Exuberantia: Thread,
Scrap, and Tale
Emmetex’s Embroidered Fairy Tale on Display at Blossom Première Vision
At the heart of the most visionary textile practices—where regeneration meets storytelling—emerges Exuberantia, a project by Emmetex that transforms weaving waste into living, eloquent, poetic matter. This is not simply about reuse, but about an aesthetics of care: every reclaimed thread, every salvaged scrap becomes gesture, sign, language.
Presented at Blossom Première Vision in Paris on June 4–5, Exuberantia unfolds through an installation that blends abstract textile art and popular fairy tale, maintaining a rare balance between evocation and artisanal precision.
The display follows two pathways. On one side, an abstract panel—a composition made entirely of scraps—asserts the plastic value of surplus material. On the other hand, four embroidered patches reinterpret Cappuccetto Rosso (Little Red Riding Hood) playing with symbols, narrative thresholds, and tactile details. Miniature textile tableaux that evoke more than they narrate, leaving space for imagination and visual touch.

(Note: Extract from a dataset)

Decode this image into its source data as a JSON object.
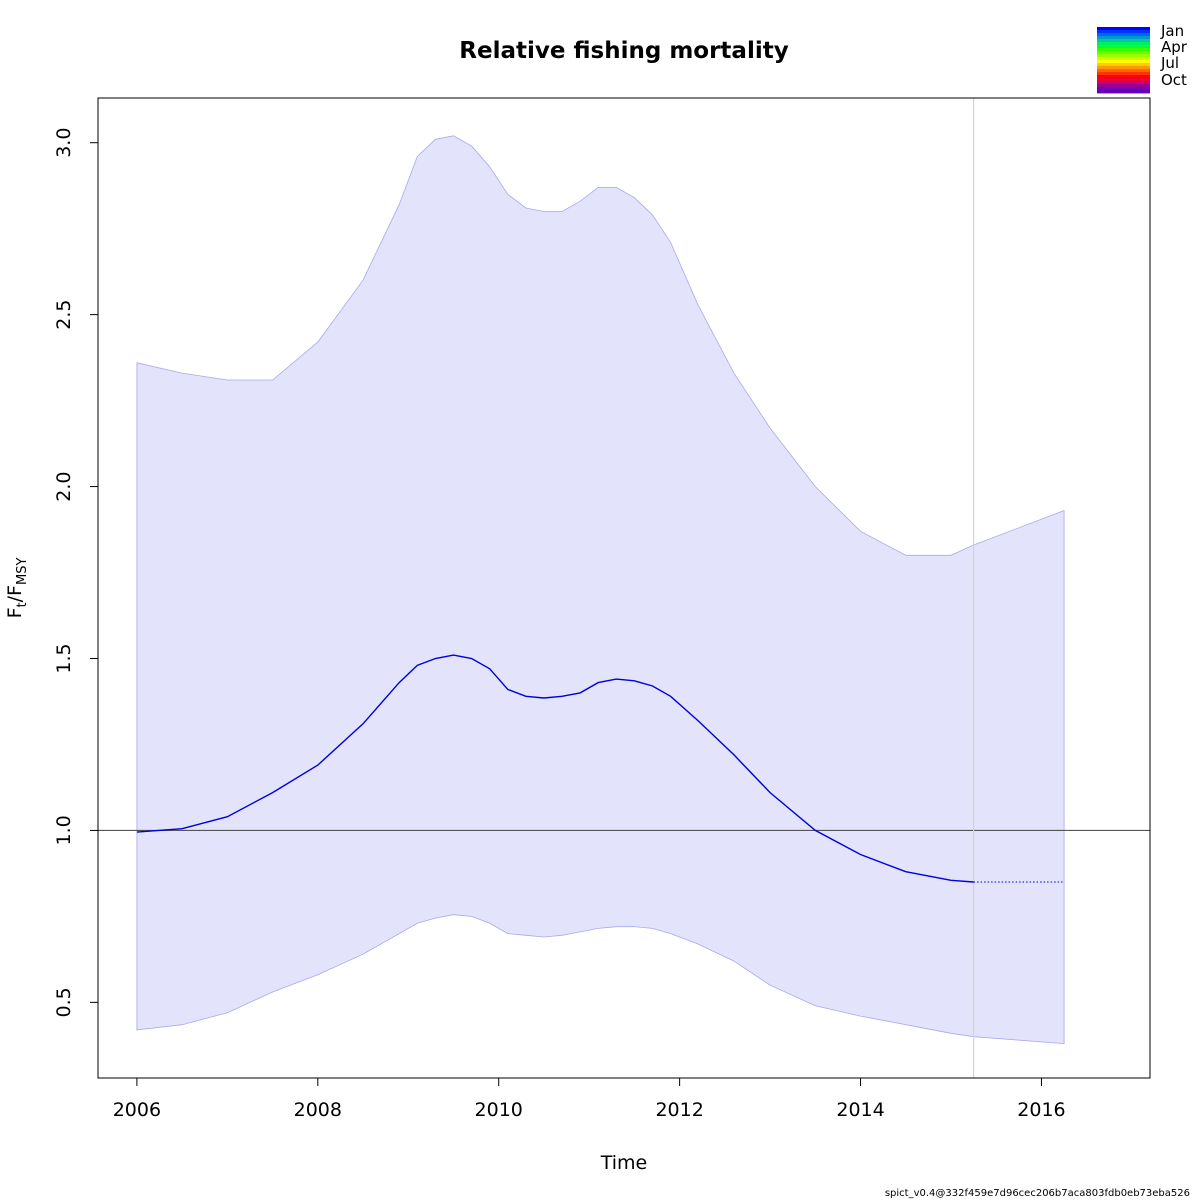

Crafted using Emmetex’s own weaving offcuts, the patches become visual devices where embroidery techniques, such as flat stitch, couching, and recycled felt details, along with three-dimensional effects, give form to a layered narrative. Each panel marks a passage: from the domestic origin to the uncertain woods, from the tension of threat to the final symbolic seal.
The fairy tale, then, is not just content but also mental form and narrative structure. It intertwines with the very idea of embroidery, which, stitch by stitch, mends memory and gives shape to new expressive possibilities. A project that speaks of the future precisely because it is grounded in what remains: the fragment, the leftover, the invisible.